Question 8.10 Choose the correct answer(s)

Figure 8.19 illustrates the market for oil at a point in time, with price determined where demand is equal to the world supply. The world supply curve includes supply from OPEC countries at the fixed cartel price (the horizontal portion) and the supply from non-OPEC countries (the horizontal portion after QOPEC and the upward-sloping portion). Based on this information, choose the condition(s) under which the equilibrium price of oil would increase.

  • Non-OPEC oil producers supply a higher proportion of world oil, holding the total quantity fixed at Q0.
  • The marginal cost of renewable energy production falls due to technological advances.
  • The greater availability of similarly priced substitutes to oil makes consumers more sensitive to oil prices.
  • Marginal costs of oil production for non-OPEC producers increase more steeply once production reaches close to capacity.
  • This scenario is analogous to a leftward shift in the world supply curve (OPEC producers supply a smaller quantity of oil), which raises the equilibrium price.
  • This scenario would cause the demand curve for oil to shift downwards as economies increase consumption of renewable energy, which reduces the price of oil.
  • The availability of substitutes would make the demand curve less steep (consumers are more price-elastic), so the new equilibrium price cannot be higher than the current equilibrium price.
  • The upward-sloping portion of the supply curve would become steeper, so the equilibrium price would be higher than P0.

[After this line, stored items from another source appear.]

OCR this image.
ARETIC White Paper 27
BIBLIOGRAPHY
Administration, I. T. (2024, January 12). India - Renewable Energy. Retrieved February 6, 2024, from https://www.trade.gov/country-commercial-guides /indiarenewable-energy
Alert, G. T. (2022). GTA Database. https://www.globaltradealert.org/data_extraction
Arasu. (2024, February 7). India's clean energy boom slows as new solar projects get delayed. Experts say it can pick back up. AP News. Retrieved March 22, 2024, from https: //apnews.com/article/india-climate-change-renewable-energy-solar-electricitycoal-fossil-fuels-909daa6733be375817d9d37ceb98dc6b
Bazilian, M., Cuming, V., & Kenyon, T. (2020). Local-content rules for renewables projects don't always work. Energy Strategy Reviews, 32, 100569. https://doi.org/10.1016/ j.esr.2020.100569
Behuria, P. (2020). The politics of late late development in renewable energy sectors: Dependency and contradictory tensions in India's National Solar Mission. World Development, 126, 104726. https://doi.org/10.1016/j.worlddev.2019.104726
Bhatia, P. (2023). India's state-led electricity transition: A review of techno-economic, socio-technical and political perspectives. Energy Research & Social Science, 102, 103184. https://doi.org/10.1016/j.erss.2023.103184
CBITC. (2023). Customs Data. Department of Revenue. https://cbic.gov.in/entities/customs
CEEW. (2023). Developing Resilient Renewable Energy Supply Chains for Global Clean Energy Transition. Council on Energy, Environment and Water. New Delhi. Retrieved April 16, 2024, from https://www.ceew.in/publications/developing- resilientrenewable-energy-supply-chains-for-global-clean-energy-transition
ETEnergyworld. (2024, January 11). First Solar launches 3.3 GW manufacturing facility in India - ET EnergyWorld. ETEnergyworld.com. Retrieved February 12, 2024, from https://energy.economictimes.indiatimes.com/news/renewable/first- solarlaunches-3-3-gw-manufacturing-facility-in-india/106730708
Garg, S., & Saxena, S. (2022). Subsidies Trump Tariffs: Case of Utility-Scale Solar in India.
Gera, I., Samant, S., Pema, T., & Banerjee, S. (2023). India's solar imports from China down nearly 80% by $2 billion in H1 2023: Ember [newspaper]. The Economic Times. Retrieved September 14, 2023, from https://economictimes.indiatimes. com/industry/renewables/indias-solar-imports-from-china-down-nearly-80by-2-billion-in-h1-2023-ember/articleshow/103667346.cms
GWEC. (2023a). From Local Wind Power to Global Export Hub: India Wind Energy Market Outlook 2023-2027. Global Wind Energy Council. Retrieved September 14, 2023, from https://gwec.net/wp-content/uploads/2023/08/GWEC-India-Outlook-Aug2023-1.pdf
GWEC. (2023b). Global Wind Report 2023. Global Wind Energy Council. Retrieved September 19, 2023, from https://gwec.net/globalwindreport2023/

Exercise 8.8 The world market for oil

The oil market is constantly changing, and 2020 was a particularly unusual year. Use BP’s Statistical Review of World Energy (pp. 1–9) to answer the following questions.

  1. According to the report, why was 2020 an unusual year for the oil market?
  2. The ‘Oil market in 2020’ chart shows the changes in demand and supply over three time periods (December 2019–April 2020, April–August 2020, September–December 2020), along with information about global oil stocks and oil prices. Assume that the global oil market was in the equilibrium described in Figure 8.19. For each time period, draw a diagram similar to Figure 8.19 to show these changes in the oil market, making sure that the outcomes are consistent with the information in the chart.
  3. Identify one trend or recent development discussed in the report, and explain how it will likely affect the market for oil (supply, demand, equilibrium price/quantity). Use a diagram to illustrate your answer.